The EOI token marks the end of lexical analysis of the source and can be used as a marker for the end of the parsing execution.

By default, such a token is named T_EOI, but this behavior can be changed.

Let's take a look at a simple lexer example:

$lexer = new Phplrt\Lexer\Lexer(
    tokens: [ 'T_DIGIT' => '\d+' ],
);

foreach ($lexer->lex('42') as $token) {
    echo $token->getName() . "\n";
}

// T_DIGIT
// T_EOI

Renaming

Renaming the EOI token is done using the eoi constructor argument:

$lexer = new Phplrt\Lexer\Lexer(
    tokens: [ 'T_DIGIT' => '\d+' ],
    eoi: 'CUSTOM_EOI_NAME',
);

foreach ($lexer->lex('42') as $token) {
    echo $token->getName() . "\n";
}

// T_DIGIT
// CUSTOM_EOI_NAME

Behaviour Change

By default, each time lexical analysis is performed, such an EOI token will be located at the very end of the list of returned tokens. This behavior can be overridden using onEndOfInput constructor argument.

$lexer = new Phplrt\Lexer\Lexer(
    tokens: ['T_DIGIT' => '\d+'],
    onEndOfInput: new \Phplrt\Lexer\Config\NullHandler(),
    eoi: 'CUSTOM_EOI_NAME',
);

foreach ($lexer->lex('42') as $token) {
    echo $token->getName() . "\n";
}

// T_DIGIT

The Phplrt\Lexer\Config\NullHandler in this case overrides the return EOI behaviour and removes the token from the list of returned tokens.
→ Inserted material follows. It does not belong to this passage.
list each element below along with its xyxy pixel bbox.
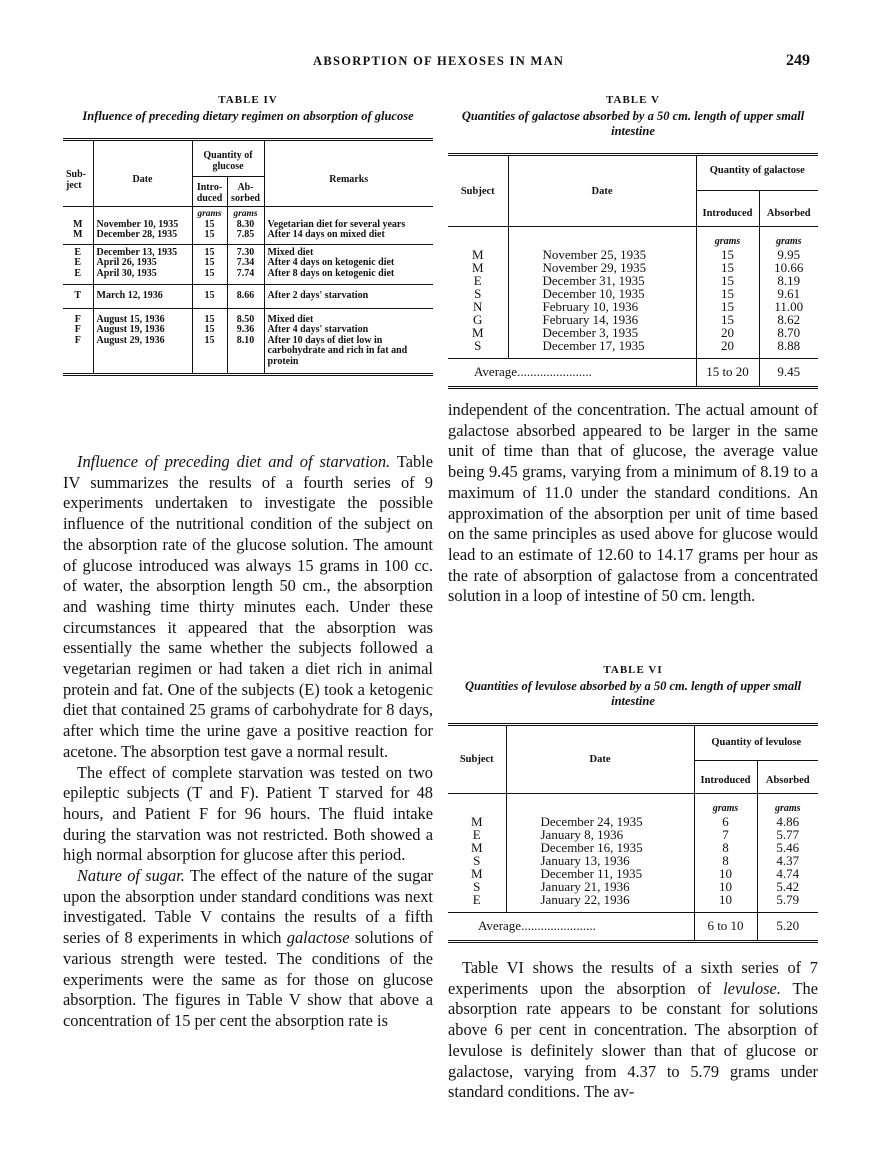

You can also specify your own handler.

use Phplrt\Contracts\Lexer\TokenInterface;
use Phplrt\Contracts\Source\ReadableInterface;
use Phplrt\Lexer\Config\HandlerInterface;

$lexer = new Phplrt\Lexer\Lexer(
    tokens: ['T_DIGIT' => '\d+'],
    onEndOfInput: new class implements HandlerInterface {
        public function handle(ReadableInterface $source, TokenInterface $token): ?TokenInterface
        {
            throw new \RuntimeException('Input must not never ends!');
        }
    },
    eoi: 'CUSTOM_EOI_NAME',
);

foreach ($lexer->lex('42') as $token) {
    echo $token->getName() . "\n";
}

// T_DIGIT
// Uncaught RuntimeException: Input must not never ends!